On the historical side, Christiansborg Palace (which houses the Danish parliament, supreme court, and royal reception rooms in the same building), Rosenborg Castle (with the crown jewels), and the Round Tower (a 17th-century astronomical observatory you can walk to the top of via a spiral ramp) are all within walking distance of each other.
Christiania
The self-proclaimed “freetown” has been operating as an autonomous commune since 1971 when squatters took over an abandoned military base. It’s part alternative community, part tourist attraction, part ongoing political experiment. The architecture is improvised and often beautiful, the restaurants are good value, and the atmosphere is unlike anywhere else in Europe.
The famous Pusher Street (where cannabis was openly sold) was dismantled by residents in 2024, so that’s no longer a draw or a concern depending on your perspective. What remains is an genuinely unusual neighbourhood worth walking through.
Getting Around
Copenhagen is a cycling city in a way that goes beyond infrastructure into cultural identity. Over half of all commutes are made by bike. The city has invested heavily in separated cycle lanes, and renting a bike is the fastest and most enjoyable way to get around.
Donkey Republic and Bycyklen offer app-based bike rentals. The metro is excellent (driverless, runs 24 hours on weekends) and covers most areas tourists need. The harbour buses — small ferries running along the waterfront — are included in the regular transit pass and offer a cheap way to see the city from the water.
Day Trips
Louisiana Museum of Modern Art — 35 minutes north by train. One of the best modern art museums in Europe, set in grounds overlooking the Oresund strait toward Sweden. The building and setting are as much a draw as the collection.

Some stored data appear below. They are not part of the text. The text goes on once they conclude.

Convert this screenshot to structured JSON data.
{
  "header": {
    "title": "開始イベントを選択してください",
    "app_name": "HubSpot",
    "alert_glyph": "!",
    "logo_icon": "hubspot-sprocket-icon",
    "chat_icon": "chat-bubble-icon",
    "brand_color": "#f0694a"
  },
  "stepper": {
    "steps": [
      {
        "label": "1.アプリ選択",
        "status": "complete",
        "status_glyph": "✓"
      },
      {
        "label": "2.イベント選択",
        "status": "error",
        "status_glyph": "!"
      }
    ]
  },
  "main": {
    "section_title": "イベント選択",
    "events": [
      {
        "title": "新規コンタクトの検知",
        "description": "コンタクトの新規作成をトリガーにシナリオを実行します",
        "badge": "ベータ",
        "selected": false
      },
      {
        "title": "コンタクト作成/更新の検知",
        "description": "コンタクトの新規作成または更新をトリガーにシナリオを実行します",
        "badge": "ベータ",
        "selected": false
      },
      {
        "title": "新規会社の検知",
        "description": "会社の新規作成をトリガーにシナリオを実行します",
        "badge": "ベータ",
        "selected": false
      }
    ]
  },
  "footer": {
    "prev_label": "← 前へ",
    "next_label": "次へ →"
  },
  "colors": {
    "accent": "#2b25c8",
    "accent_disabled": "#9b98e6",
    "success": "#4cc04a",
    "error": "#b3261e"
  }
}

Malmo, Sweden — 35 minutes across the Oresund Bridge by train. A different country for a day trip. The Turning Torso building, the Western Harbour area, and cheaper restaurant prices than Copenhagen make it worth the crossing.
Roskilde — 25 minutes by train. Home to the Viking Ship Museum (five original Viking ships recovered from the fjord) and Roskilde Cathedral (burial place of Danish monarchs, UNESCO-listed).
Practical Tips
Copenhagen is expensive. Budget £150-200 per person per day for a comfortable visit including accommodation, food, and sightseeing. You can do it cheaper by eating at bakeries and street food markets instead of sit-down restaurants.
The Copenhagen Card includes free public transport and entry to 80+ attractions. Worth it if you’re doing 3+ attractions per day. Available for 24, 48, 72, or 120 hours.
Cash is almost unnecessary. Denmark is one of the most cashless societies in Europe. Cards and mobile payment work everywhere, including market stalls and buskers.
Best time to visit: May to September for warm weather and long days. December for Christmas markets and hygge. Avoid January-February unless you enjoy 7 hours of grey daylight.
If you’re flying from the UK, Copenhagen is well-served by budget airlines — Newcastle and most other UK airports have direct routes. It’s also one of the cities that rewards going deeper beyond the obvious tourist stops.